Friday, September 29, 2006

Conservatives: Utterly unfit to govern.


I notice Cathie has also picked up on this -- you should make yourself comfortable and take the time to read Alan Wolfe's "Why Conservatives Can't Govern."

As did Cathie, I'm going to reproduce the critical part of the article:

Contemporary conservatism is first and foremost about shrinking the size and reach of the federal government. This mission, let us be clear, is an ideological one. It does not emerge out of an attempt to solve real-world problems, such as managing increasing deficits or finding revenue to pay for entitlements built into the structure of federal legislation.

That, in a nutshell, describes the entire life span of the administration of George W. Bush. We're talking about an administration that has never made even the slightest attempt to formulate policy of any kind, but has been driven utterly by politics. Don't believe me? Ask John DiIulio (emphasis added):

Domestic policy adviser John DiIulio, a political scientist from the University of Pennsylvania, who had accepted his position in the White House on the assumption that he would be working to give substance to the president's rhetoric of "compassionate conservatism," resigned in a state of shock. "There is no precedent in any modern White House for what is going on in this one: a complete lack of a policy apparatus," DiIulio told Esquire magazine. "What you've got is everything -- and I mean everything -- being run by the political arm. It's the reign of the Mayberry Machiavellis ... Besides the tax cut ... the administration has not done much, either in absolute terms or in comparison to previous administrations at this stage, on domestic policy. There is a virtual absence as yet of any policy accomplishments that might, to a fair-minded non-partisan, count as the flesh on the bones of so-called compassionate conservatism."

Put more succinctly, the conservative government has nothing to do with solving problems -- it has to do with pushing a nakedly ideological agenda, with absolutely no regard to what the problems actually are.

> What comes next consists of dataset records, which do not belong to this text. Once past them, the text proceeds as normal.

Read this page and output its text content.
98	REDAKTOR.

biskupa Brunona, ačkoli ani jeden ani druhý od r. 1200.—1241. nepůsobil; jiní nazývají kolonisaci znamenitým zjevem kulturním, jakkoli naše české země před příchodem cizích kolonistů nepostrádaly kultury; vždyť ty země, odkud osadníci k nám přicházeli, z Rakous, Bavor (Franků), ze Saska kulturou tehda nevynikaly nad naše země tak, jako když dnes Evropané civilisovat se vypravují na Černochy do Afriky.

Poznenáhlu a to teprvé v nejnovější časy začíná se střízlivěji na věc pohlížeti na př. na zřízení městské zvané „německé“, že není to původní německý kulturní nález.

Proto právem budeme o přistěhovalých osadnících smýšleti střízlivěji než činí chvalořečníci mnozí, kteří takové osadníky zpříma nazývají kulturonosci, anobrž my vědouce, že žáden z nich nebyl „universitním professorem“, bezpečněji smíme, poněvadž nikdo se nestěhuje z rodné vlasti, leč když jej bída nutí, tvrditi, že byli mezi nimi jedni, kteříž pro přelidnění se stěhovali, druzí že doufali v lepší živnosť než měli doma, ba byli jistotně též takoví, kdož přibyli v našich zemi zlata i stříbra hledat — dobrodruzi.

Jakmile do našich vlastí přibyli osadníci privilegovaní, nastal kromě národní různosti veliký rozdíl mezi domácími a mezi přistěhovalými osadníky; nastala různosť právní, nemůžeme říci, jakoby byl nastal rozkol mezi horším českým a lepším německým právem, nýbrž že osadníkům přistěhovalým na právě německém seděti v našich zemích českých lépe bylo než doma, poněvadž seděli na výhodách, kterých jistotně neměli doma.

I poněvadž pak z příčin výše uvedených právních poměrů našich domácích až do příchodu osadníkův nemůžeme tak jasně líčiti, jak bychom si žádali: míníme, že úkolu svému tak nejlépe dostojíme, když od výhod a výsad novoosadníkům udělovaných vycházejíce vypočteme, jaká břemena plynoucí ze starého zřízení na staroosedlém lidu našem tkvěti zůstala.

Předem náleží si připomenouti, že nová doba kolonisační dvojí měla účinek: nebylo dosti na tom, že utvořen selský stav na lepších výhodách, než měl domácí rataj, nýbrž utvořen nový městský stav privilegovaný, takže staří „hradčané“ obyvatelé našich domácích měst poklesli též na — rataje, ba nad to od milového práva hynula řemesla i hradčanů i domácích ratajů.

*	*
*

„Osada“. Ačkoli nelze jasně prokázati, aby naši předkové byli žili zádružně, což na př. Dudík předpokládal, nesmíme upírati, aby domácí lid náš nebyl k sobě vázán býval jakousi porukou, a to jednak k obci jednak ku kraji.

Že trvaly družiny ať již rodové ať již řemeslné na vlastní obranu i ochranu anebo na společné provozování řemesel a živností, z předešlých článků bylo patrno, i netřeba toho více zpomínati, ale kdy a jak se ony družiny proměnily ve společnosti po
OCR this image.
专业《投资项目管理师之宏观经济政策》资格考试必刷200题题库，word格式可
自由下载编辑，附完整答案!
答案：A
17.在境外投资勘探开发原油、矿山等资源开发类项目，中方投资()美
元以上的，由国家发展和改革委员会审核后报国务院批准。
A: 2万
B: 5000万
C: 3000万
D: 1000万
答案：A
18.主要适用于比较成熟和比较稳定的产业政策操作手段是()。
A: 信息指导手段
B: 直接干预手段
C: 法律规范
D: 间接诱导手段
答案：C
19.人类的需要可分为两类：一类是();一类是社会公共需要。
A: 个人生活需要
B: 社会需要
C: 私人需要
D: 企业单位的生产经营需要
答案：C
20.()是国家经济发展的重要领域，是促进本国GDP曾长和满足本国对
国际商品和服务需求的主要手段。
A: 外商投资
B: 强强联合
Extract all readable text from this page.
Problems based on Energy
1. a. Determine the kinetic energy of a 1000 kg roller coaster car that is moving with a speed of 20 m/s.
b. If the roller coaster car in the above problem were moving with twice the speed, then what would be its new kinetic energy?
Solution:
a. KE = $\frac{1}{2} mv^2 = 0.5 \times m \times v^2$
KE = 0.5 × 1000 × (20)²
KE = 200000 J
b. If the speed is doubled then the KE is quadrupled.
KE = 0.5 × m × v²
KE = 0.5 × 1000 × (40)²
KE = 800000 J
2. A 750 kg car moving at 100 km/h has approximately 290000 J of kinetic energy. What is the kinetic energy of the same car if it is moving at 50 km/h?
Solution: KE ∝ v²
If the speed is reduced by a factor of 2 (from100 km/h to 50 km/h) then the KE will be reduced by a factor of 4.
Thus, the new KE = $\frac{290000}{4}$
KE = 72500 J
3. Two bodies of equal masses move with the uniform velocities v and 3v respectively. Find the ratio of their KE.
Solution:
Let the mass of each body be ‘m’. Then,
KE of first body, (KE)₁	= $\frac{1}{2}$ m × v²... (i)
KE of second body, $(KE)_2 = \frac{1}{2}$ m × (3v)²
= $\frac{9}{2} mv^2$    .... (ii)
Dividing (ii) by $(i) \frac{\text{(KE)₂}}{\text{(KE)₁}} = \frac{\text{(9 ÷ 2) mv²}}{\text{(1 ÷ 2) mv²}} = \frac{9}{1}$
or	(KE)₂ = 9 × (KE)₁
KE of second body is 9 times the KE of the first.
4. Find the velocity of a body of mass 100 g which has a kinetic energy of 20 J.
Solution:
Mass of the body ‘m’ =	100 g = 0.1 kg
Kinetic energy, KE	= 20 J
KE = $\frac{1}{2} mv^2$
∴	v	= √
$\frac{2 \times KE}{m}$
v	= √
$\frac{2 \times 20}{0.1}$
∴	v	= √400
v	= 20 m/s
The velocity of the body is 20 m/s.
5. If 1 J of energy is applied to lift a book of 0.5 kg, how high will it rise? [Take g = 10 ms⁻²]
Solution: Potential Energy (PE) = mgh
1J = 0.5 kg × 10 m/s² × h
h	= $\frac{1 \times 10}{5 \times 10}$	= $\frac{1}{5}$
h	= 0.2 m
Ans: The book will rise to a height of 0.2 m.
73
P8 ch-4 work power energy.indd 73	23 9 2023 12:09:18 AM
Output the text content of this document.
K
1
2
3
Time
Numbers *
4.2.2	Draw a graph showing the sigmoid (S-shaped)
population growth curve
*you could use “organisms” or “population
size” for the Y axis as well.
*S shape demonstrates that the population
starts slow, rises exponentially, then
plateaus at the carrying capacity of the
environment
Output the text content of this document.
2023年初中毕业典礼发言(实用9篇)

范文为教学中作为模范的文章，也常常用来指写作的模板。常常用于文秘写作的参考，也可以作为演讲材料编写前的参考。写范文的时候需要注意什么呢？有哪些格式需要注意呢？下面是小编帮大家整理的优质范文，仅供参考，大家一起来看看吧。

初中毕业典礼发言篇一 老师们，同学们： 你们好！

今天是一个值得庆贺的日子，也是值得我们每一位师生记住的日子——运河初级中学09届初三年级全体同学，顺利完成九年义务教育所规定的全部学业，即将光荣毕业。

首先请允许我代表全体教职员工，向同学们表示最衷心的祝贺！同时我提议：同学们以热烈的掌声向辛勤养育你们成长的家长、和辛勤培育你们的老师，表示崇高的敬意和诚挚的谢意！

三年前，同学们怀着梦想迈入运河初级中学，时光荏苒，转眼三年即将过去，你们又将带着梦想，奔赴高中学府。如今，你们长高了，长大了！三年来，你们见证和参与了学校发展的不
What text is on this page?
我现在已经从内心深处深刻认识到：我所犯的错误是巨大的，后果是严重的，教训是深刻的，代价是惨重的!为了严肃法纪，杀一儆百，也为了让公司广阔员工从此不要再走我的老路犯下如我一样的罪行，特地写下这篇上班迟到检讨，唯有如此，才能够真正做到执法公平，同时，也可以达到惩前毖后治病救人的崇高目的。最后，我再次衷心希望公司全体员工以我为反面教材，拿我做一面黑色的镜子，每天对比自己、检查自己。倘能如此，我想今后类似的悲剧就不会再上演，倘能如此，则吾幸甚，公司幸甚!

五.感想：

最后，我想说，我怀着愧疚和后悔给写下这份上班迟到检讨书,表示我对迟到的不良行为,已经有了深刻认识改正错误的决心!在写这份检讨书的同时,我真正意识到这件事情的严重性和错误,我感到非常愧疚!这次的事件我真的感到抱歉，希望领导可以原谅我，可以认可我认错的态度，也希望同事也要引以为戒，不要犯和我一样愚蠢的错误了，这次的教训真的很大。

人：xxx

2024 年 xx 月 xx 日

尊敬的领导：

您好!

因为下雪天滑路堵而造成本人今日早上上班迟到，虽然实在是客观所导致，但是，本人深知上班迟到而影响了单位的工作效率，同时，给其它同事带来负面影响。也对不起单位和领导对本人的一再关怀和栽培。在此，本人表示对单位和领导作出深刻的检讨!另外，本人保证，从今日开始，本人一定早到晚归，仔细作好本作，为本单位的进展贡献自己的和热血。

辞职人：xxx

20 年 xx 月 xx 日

Consider the most recent atrocities coming out of Stephen Harper and his enthusiastic little crew of brownshirts. Cuts to Status of Women Canada. The abolishment of the Court Challenges Program. And the rationale?

Liberal programs axed under Tory spending cuts

... "Most of those cuts are designed to appeal to the Conservative base," reported CTV's Ottawa bureau chief Robert Fife.

"They have taken the axe to programs they've long regarded as slush funds for left leaning groups who don't vote Conservative."

These program cuts have absolutely nothing to do with fiscal management or whether these programs were "effective" (the catchword of the day, apparently). These cuts are driven purely by politics -- there's not a shred of policy to be seen anywhere. And now we're hearing that the CPoC might revisit the whole same-sex marriage issue. Why? Is it causing problems? Is it not an "effective" program? Is SSM somehow being fiscally mismanaged? Don't be silly, of course not. It has nothing to do with policy. It's naked politics, and nothing more.

In any event, go read Wolfe's piece. The parallels to the current group of fascists running things out of Ottawa should make you just a wee bit uncomfortable.

P.S. Like I said, politics, not policy.

SO MANY GREAT LINES, SO LITTLE TIME. There are so many delightful lines in Wolfe's piece, like this one:

Sure, the Bush administration has failed, all these voices proclaim. But that is because Bush and his Republican allies in Congress borrowed big government and foreign-policy idealism from the left.

Got that? Despite the fact that the GOP controls the White House, both houses of Congress, the Supreme Court and a whacking big chunk of the mainstream media, it's still the Left's fault.

This would be funny if it weren't so pathetic.

1 comment:

Olaf said...

Sure, the Bush administration has failed, all these voices proclaim. But that is because Bush and his Republican allies in Congress borrowed big government and foreign-policy idealism from the left.

Got that? Despite the fact that the GOP controls the White House, both houses of Congress, the Supreme Court and a whacking big chunk of the mainstream media, it's still the Left's fault.


No one is saying that it's the left's fault, or that somehow the GOP has been forced into screwing up by the left. Some make the point that the Republicans have done so poorly because they have forsaken small-government conservatism emulated the left, on their own accord.

I'm not endorsing this claim, just pointing out how your constant quest for zingers can lead you astray, on occasion.